Consagración

Tributo a Leopoldo Lugones

Una noche, el joven monje Fidias escapó del monasterio y se internó en las vastas tierras de Jericó, cerca del Río Jordán, para alcanzar la sublimación suprema. Al cabo de varias décadas, el viejo Fidias sentía que estaba a punto de alcanzar el máximo nivel de espiritualidad. Pero, una mañana, mientras oraba, un extraño se acercó a la caverna en busca de ayuda. Al cabo de unos días, cuando el invitado había recuperado fuerzas y estaba en condiciones de retomar su camino, quebró la tranquilidad del monje, y lo alejó de su larga contemplación, haciéndole las siguientes preguntas.

—¿No sacrificó Dios a su único hijo para salvar al hombre de los pecados del mundo? ¿Por qué aún continúa Caín peregrinando con la marca de su maldición? ¿Y la mujer de Lot? ¿Por qué continúa convertida en estatua de sal?

Las dudas empezaron a atormentar al anciano. Una mañana, apoyándose en su cayado, el religioso inició su incierto viaje. Después de un largo tiempo encontró a Caín. En medio de la conversación, Fidias lo convenció de que a través del bautismo podría liberarlo de su pecado. Y así fue. Entonces, el recién bautizado, con una sonrisa de incredulidad, fue testigo de la desaparición de la marca con la que había sido señalado.

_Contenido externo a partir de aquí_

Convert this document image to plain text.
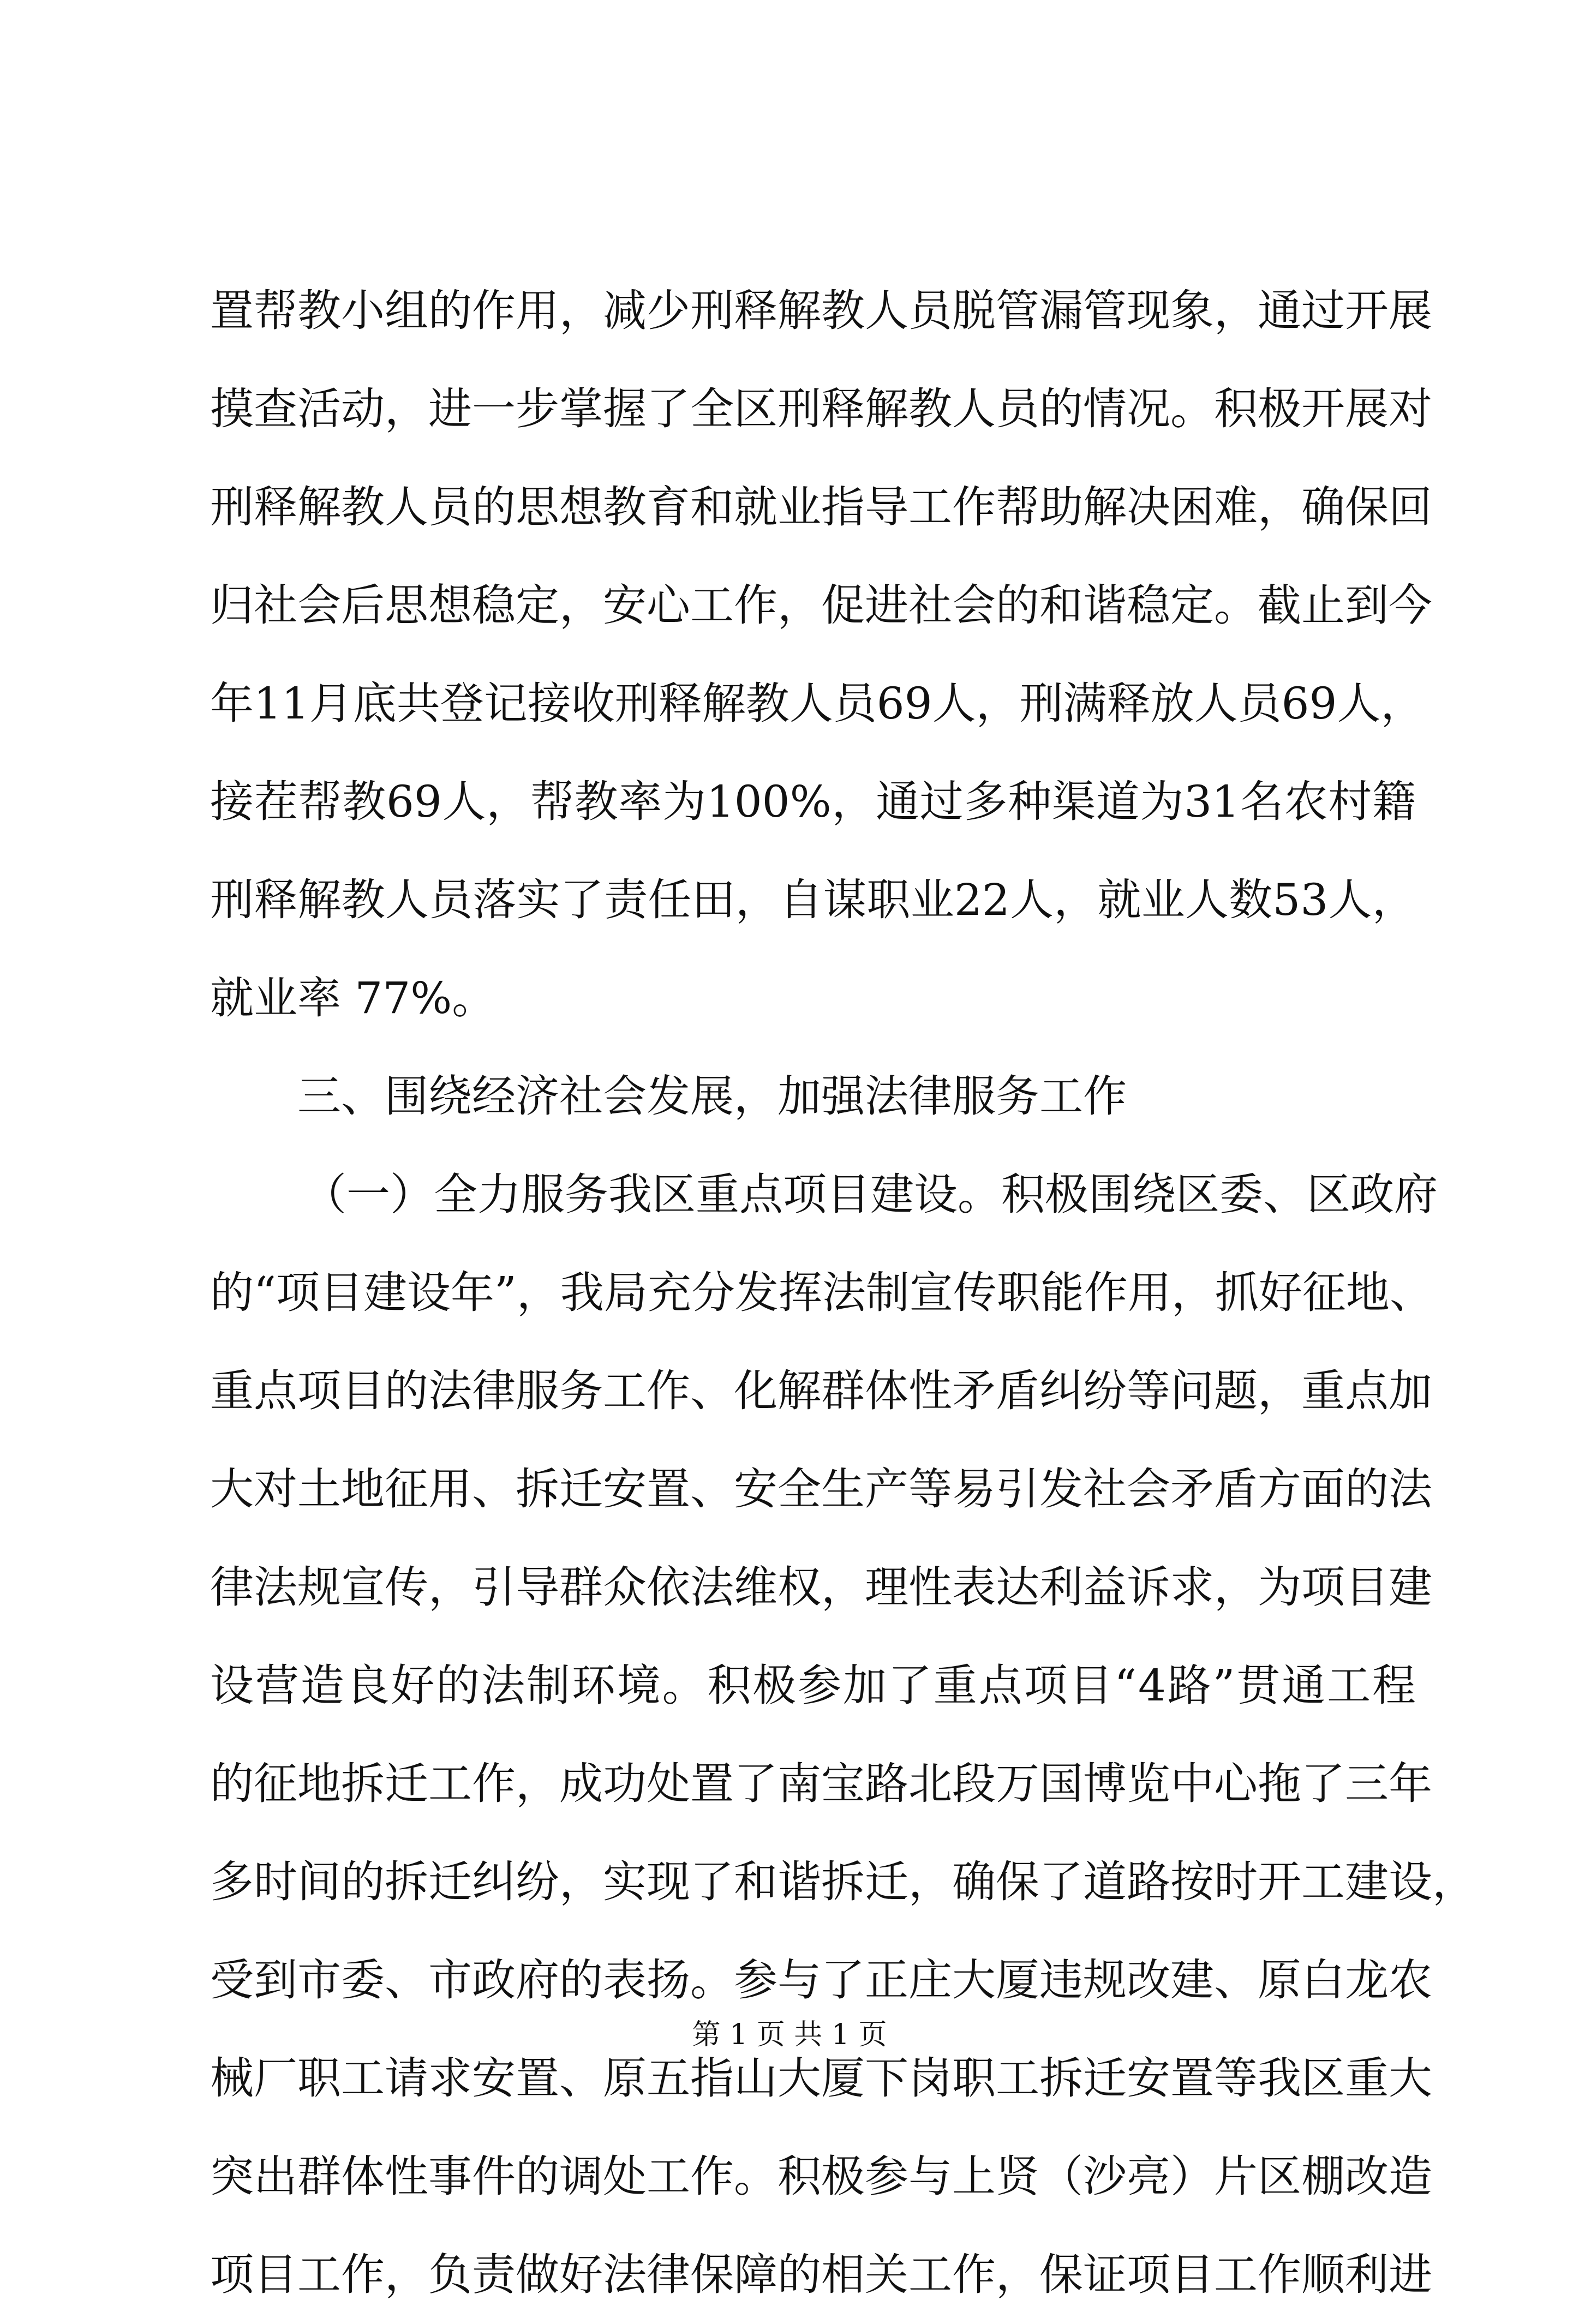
置 帮 教 小 组 的 作 用 ， 减 少 刑 释 解 教 人 员 脱 管 漏 管 现 象 ， 通 过 开 展
摸 查 活 动 ， 进 一 步 掌 握 了 全 区 刑 释 解 教 人 员 的 情 况 。 积 极 开 展 对
刑 释 解 教 人 员 的 思 想 教 育 和 就 业 指 导 工 作 帮 助 解 决 困 难 ， 确 保 回
归 社 会 后 思 想 稳 定 ， 安 心 工 作 ， 促 进 社 会 的 和 谐 稳 定 。 截 止 到 今
年 11 月 底 共 登 记 接 收 刑 释 解 教 人 员 69 人 ， 刑 满 释 放 人 员 69 人 ，
接 茬 帮 教 69 人 ， 帮 教 率 为 100% ， 通 过 多 种 渠 道 为 31 名 农 村 籍
刑 释 解 教 人 员 落 实 了 责 任 田 ， 自 谋 职 业 22 人 ， 就 业 人 数 53 人 ，
就业率 77%。
三、围绕经济社会发展，加强法律服务工作
（ 一 ） 全 力 服 务 我 区 重 点 项 目 建 设 。 积 极 围 绕 区 委 、 区 政 府
的 “ 项 目 建 设 年 ” ， 我 局 充 分 发 挥 法 制 宣 传 职 能 作 用 ， 抓 好 征 地 、
重 点 项 目 的 法 律 服 务 工 作 、 化 解 群 体 性 矛 盾 纠 纷 等 问 题 ， 重 点 加
大 对 土 地 征 用 、 拆 迁 安 置 、 安 全 生 产 等 易 引 发 社 会 矛 盾 方 面 的 法
律 法 规 宣 传 ， 引 导 群 众 依 法 维 权 ， 理 性 表 达 利 益 诉 求 ， 为 项 目 建
设 营 造 良 好 的 法 制 环 境 。 积 极 参 加 了 重 点 项 目 “ 4 路 ” 贯 通 工 程
的 征 地 拆 迁 工 作 ， 成 功 处 置 了 南 宝 路 北 段 万 国 博 览 中 心 拖 了 三 年
多 时 间 的 拆 迁 纠 纷 ， 实 现 了 和 谐 拆 迁 ， 确 保 了 道 路 按 时 开 工 建 设 ，
受 到 市 委 、 市 政 府 的 表 扬 。 参 与 了 正 庄 大 厦 违 规 改 建 、 原 白 龙 农
械 厂 职 工 请 求 安 置 、 原 五 指 山 大 厦 下 岗 职 工 拆 迁 安 置 等 我 区 重 大
突 出 群 体 性 事 件 的 调 处 工 作 。 积 极 参 与 上 贤 （ 沙 亮 ） 片 区 棚 改 造
项 目 工 作 ， 负 责 做 好 法 律 保 障 的 相 关 工 作 ， 保 证 项 目 工 作 顺 利 进
第 1 页 共 1 页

El monje continuó su recorrido cruzando viejas y destruidas ciudades hasta que encontró la estatua de sal. Ahí estaba, reposando tan vieja y traslúcida por la carga de los siglos. Se acercó y derramó agua sacramental sobre ella. La sal se diluyó y la mujer, escuálida y trémula, surgió vestida con harapos. Y antes de que el anciano regresara triunfante a su caverna, la mujer habló.

—¿No queréis que os confiese qué vi cuando volví el rostro a la ciudad?

—No, mujer. Llévate ese secreto a la oscuridad de tu sepultura.

—No podré descansar en paz si no lo comparto con otra alma.

Etérea y fantasmal, la mujer se acercó al monje y le susurró al oído.

—¡Dios Santísimo! —gritó Fidias, en tanto sus extremidades se petrificaban y todo su cuerpo adquiría el color pálido, turbio y cristalino de la sal. Sus ojos perdían el brillo de la vida, mientras de su boca salía el último hálito de calor.